De arbeidsduur is van invloed op de hoogte van het te verlenen basisbedrag. Voor een dienstbetrekking van 32 uur of langer wordt het volledige basisbedrag verleend. Is de arbeidsduur korter dan 32 uur per week dan wordt het basisbedrag naar rato verminderd (artikel 9, tweede lid). Dus indien bijvoorbeeld een WIW-werknemer 16 uur per week op een dienstbetrekking werkzaam is, dan wordt uitgaande van het basisbedrag uit tabel 1 het subsidiebedrag van 16/32 x f 17 000 = f 8 500 gehanteerd.
De arbeidsduur van de dienstbetrekking is ook van invloed bij de subsidievaststelling aan de hand van de normbedragen. Ook hier wordt een onderscheid gemaakt tussen dienstbetrekkingen van 32 uur of korter en langer dan 32 uur.
Voor een dienstbetrekking van 32 uur geldt het normbedrag van 32 uur voor de desbetreffende werkloosheidscategorie.

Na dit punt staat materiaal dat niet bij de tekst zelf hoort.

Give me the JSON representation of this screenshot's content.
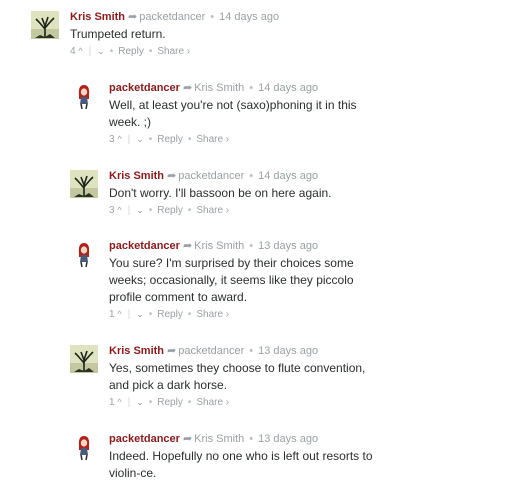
{
  "comments": [
    {
      "author": "Kris Smith",
      "arrow": "➦",
      "parent": "packetdancer",
      "time": "14 days ago",
      "message": "Trumpeted return.",
      "votes": "4",
      "upvote": "^",
      "downvote": "⌄",
      "reply": "Reply",
      "share": "Share ›",
      "avatar": "tree-avatar"
    },
    {
      "author": "packetdancer",
      "arrow": "➦",
      "parent": "Kris Smith",
      "time": "14 days ago",
      "message": "Well, at least you're not (saxo)phoning it in this week. ;)",
      "votes": "3",
      "upvote": "^",
      "downvote": "⌄",
      "reply": "Reply",
      "share": "Share ›",
      "avatar": "redhead-avatar"
    },
    {
      "author": "Kris Smith",
      "arrow": "➦",
      "parent": "packetdancer",
      "time": "14 days ago",
      "message": "Don't worry. I'll bassoon be on here again.",
      "votes": "3",
      "upvote": "^",
      "downvote": "⌄",
      "reply": "Reply",
      "share": "Share ›",
      "avatar": "tree-avatar"
    },
    {
      "author": "packetdancer",
      "arrow": "➦",
      "parent": "Kris Smith",
      "time": "13 days ago",
      "message": "You sure? I'm surprised by their choices some weeks; occasionally, it seems like they piccolo profile comment to award.",
      "votes": "1",
      "upvote": "^",
      "downvote": "⌄",
      "reply": "Reply",
      "share": "Share ›",
      "avatar": "redhead-avatar"
    },
    {
      "author": "Kris Smith",
      "arrow": "➦",
      "parent": "packetdancer",
      "time": "13 days ago",
      "message": "Yes, sometimes they choose to flute convention, and pick a dark horse.",
      "votes": "1",
      "upvote": "^",
      "downvote": "⌄",
      "reply": "Reply",
      "share": "Share ›",
      "avatar": "tree-avatar"
    },
    {
      "author": "packetdancer",
      "arrow": "➦",
      "parent": "Kris Smith",
      "time": "13 days ago",
      "message": "Indeed. Hopefully no one who is left out resorts to violin-ce.",
      "avatar": "redhead-avatar"
    }
  ],
  "bullet": "•",
  "separator": "|",
  "colors": {
    "author": "#8a1a1a",
    "meta": "#9aa0a4",
    "text": "#2a2e2e"
  }
}
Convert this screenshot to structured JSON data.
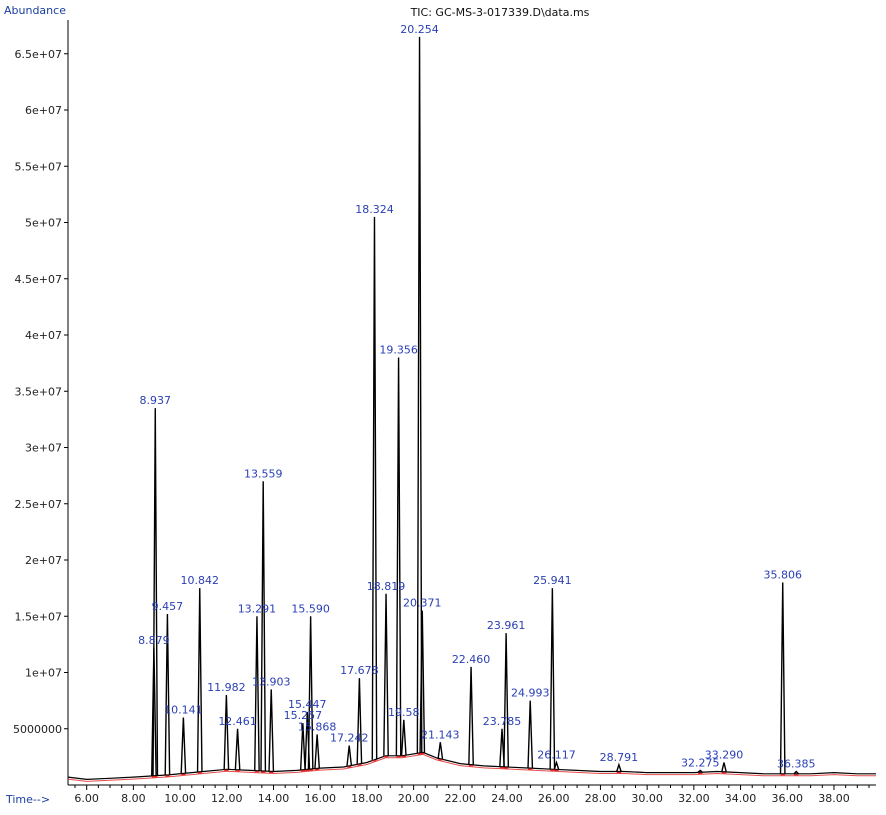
{
  "chart_data": {
    "type": "line",
    "title": "TIC: GC-MS-3-017339.D\\data.ms",
    "ylabel": "Abundance",
    "xlabel": "Time-->",
    "xlim": [
      5.2,
      39.8
    ],
    "ylim": [
      0,
      68000000
    ],
    "x_ticks": [
      6,
      8,
      10,
      12,
      14,
      16,
      18,
      20,
      22,
      24,
      26,
      28,
      30,
      32,
      34,
      36,
      38
    ],
    "x_tick_labels": [
      "6.00",
      "8.00",
      "10.00",
      "12.00",
      "14.00",
      "16.00",
      "18.00",
      "20.00",
      "22.00",
      "24.00",
      "26.00",
      "28.00",
      "30.00",
      "32.00",
      "34.00",
      "36.00",
      "38.00"
    ],
    "y_ticks": [
      5000000,
      10000000,
      15000000,
      20000000,
      25000000,
      30000000,
      35000000,
      40000000,
      45000000,
      50000000,
      55000000,
      60000000,
      65000000
    ],
    "y_tick_labels": [
      "5000000",
      "1e+07",
      "1.5e+07",
      "2e+07",
      "2.5e+07",
      "3e+07",
      "3.5e+07",
      "4e+07",
      "4.5e+07",
      "5e+07",
      "5.5e+07",
      "6e+07",
      "6.5e+07"
    ],
    "series_color": "#000000",
    "integration_color": "#e02020",
    "label_color": "#2a3fb5",
    "baseline": [
      [
        5.2,
        700000
      ],
      [
        6.0,
        500000
      ],
      [
        7.0,
        600000
      ],
      [
        8.0,
        700000
      ],
      [
        9.5,
        900000
      ],
      [
        11.0,
        1200000
      ],
      [
        12.0,
        1400000
      ],
      [
        13.0,
        1300000
      ],
      [
        14.0,
        1200000
      ],
      [
        15.0,
        1300000
      ],
      [
        16.0,
        1500000
      ],
      [
        17.0,
        1600000
      ],
      [
        18.0,
        2000000
      ],
      [
        18.8,
        2600000
      ],
      [
        19.5,
        2600000
      ],
      [
        20.4,
        2900000
      ],
      [
        21.0,
        2400000
      ],
      [
        22.0,
        1900000
      ],
      [
        23.0,
        1700000
      ],
      [
        24.0,
        1600000
      ],
      [
        25.0,
        1500000
      ],
      [
        26.0,
        1400000
      ],
      [
        27.0,
        1300000
      ],
      [
        28.0,
        1200000
      ],
      [
        29.0,
        1200000
      ],
      [
        30.0,
        1100000
      ],
      [
        31.0,
        1100000
      ],
      [
        32.0,
        1100000
      ],
      [
        33.0,
        1200000
      ],
      [
        34.0,
        1100000
      ],
      [
        35.0,
        1000000
      ],
      [
        36.0,
        1000000
      ],
      [
        37.0,
        1000000
      ],
      [
        38.0,
        1100000
      ],
      [
        39.0,
        1000000
      ],
      [
        39.8,
        1000000
      ]
    ],
    "peaks": [
      {
        "rt": 8.879,
        "abundance": 12200000,
        "label": "8.879"
      },
      {
        "rt": 8.937,
        "abundance": 33500000,
        "label": "8.937"
      },
      {
        "rt": 9.457,
        "abundance": 15200000,
        "label": "9.457"
      },
      {
        "rt": 10.141,
        "abundance": 6000000,
        "label": "10.141"
      },
      {
        "rt": 10.842,
        "abundance": 17500000,
        "label": "10.842"
      },
      {
        "rt": 11.982,
        "abundance": 8000000,
        "label": "11.982"
      },
      {
        "rt": 12.461,
        "abundance": 5000000,
        "label": "12.461"
      },
      {
        "rt": 13.291,
        "abundance": 15000000,
        "label": "13.291"
      },
      {
        "rt": 13.559,
        "abundance": 27000000,
        "label": "13.559"
      },
      {
        "rt": 13.903,
        "abundance": 8500000,
        "label": "13.903"
      },
      {
        "rt": 15.257,
        "abundance": 5500000,
        "label": "15.257"
      },
      {
        "rt": 15.447,
        "abundance": 6500000,
        "label": "15.447"
      },
      {
        "rt": 15.59,
        "abundance": 15000000,
        "label": "15.590"
      },
      {
        "rt": 15.868,
        "abundance": 4500000,
        "label": "15.868"
      },
      {
        "rt": 17.242,
        "abundance": 3500000,
        "label": "17.242"
      },
      {
        "rt": 17.678,
        "abundance": 9500000,
        "label": "17.678"
      },
      {
        "rt": 18.324,
        "abundance": 50500000,
        "label": "18.324"
      },
      {
        "rt": 18.819,
        "abundance": 17000000,
        "label": "18.819"
      },
      {
        "rt": 19.356,
        "abundance": 38000000,
        "label": "19.356"
      },
      {
        "rt": 19.58,
        "abundance": 5800000,
        "label": "19.58"
      },
      {
        "rt": 20.254,
        "abundance": 66500000,
        "label": "20.254"
      },
      {
        "rt": 20.371,
        "abundance": 15500000,
        "label": "20.371"
      },
      {
        "rt": 21.143,
        "abundance": 3800000,
        "label": "21.143"
      },
      {
        "rt": 22.46,
        "abundance": 10500000,
        "label": "22.460"
      },
      {
        "rt": 23.785,
        "abundance": 5000000,
        "label": "23.785"
      },
      {
        "rt": 23.961,
        "abundance": 13500000,
        "label": "23.961"
      },
      {
        "rt": 24.993,
        "abundance": 7500000,
        "label": "24.993"
      },
      {
        "rt": 25.941,
        "abundance": 17500000,
        "label": "25.941"
      },
      {
        "rt": 26.117,
        "abundance": 2000000,
        "label": "26.117"
      },
      {
        "rt": 28.791,
        "abundance": 1800000,
        "label": "28.791"
      },
      {
        "rt": 32.275,
        "abundance": 1300000,
        "label": "32.275"
      },
      {
        "rt": 33.29,
        "abundance": 2000000,
        "label": "33.290"
      },
      {
        "rt": 35.806,
        "abundance": 18000000,
        "label": "35.806"
      },
      {
        "rt": 36.385,
        "abundance": 1200000,
        "label": "36.385"
      }
    ]
  }
}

Bij een dienstbetrekking van minder dan 32 uur wordt dit normbedrag naar rato verminderd (artikel 17, derde lid). Dus indien bijvoorbeeld een WIW-werknemer, die bij aanvang van zijn dienstbetrekking 2 tot 3 jaar werkloos was, 16 uur per week op een dienstbetrekking werkzaam is, dan wordt uitgaande van de bedragen uit tabel 1 bij de subsidievaststelling het normbedrag van 16/32 x f 5 738 = f 2 869 gehanteerd.
Voor een dienstbetrekking van meer dan 32 uur geldt bij de subsidievaststelling de volgende rekenregel voor het normbedrag (artikel 17, vierde lid):
berekende normbedrag = normbedrag voor 32 uur + (normbedrag voor 36 uur – normbedrag voor 32 uur) x aantal arbeidsuren boven de 32 uur/4
Dus indien bijvoorbeeld een WIW-werknemer, die bij aanvang van zijn dienstbetrekking 2 tot 3 jaar werkloos was, 34 uur per week op een dienstbetrekking werkzaam is, dan geldt uitgaande van de bedragen uit tabel 1 bij de subsidievaststelling het volgende normbedrag:
berekende normbedrag = 5 738 + (8 807 – 5 738) x 2 = 7 272,50/4
De oorzaak voor het verschil in berekening van de te hanteren normbedragen bij een arbeidsduur van minder en meer dan 32 uur is gelegen in de veronderstelling dat de kosten die samenhangen met een dienstbetrekking van meer dan 32 uur hoger zijn dan wanneer de arbeidsduur korter is. Deze veronderstelling is gebaseerd op de ervaringsgegevens bij de uitvoering van de Rijksbijdrageregeling banenpools.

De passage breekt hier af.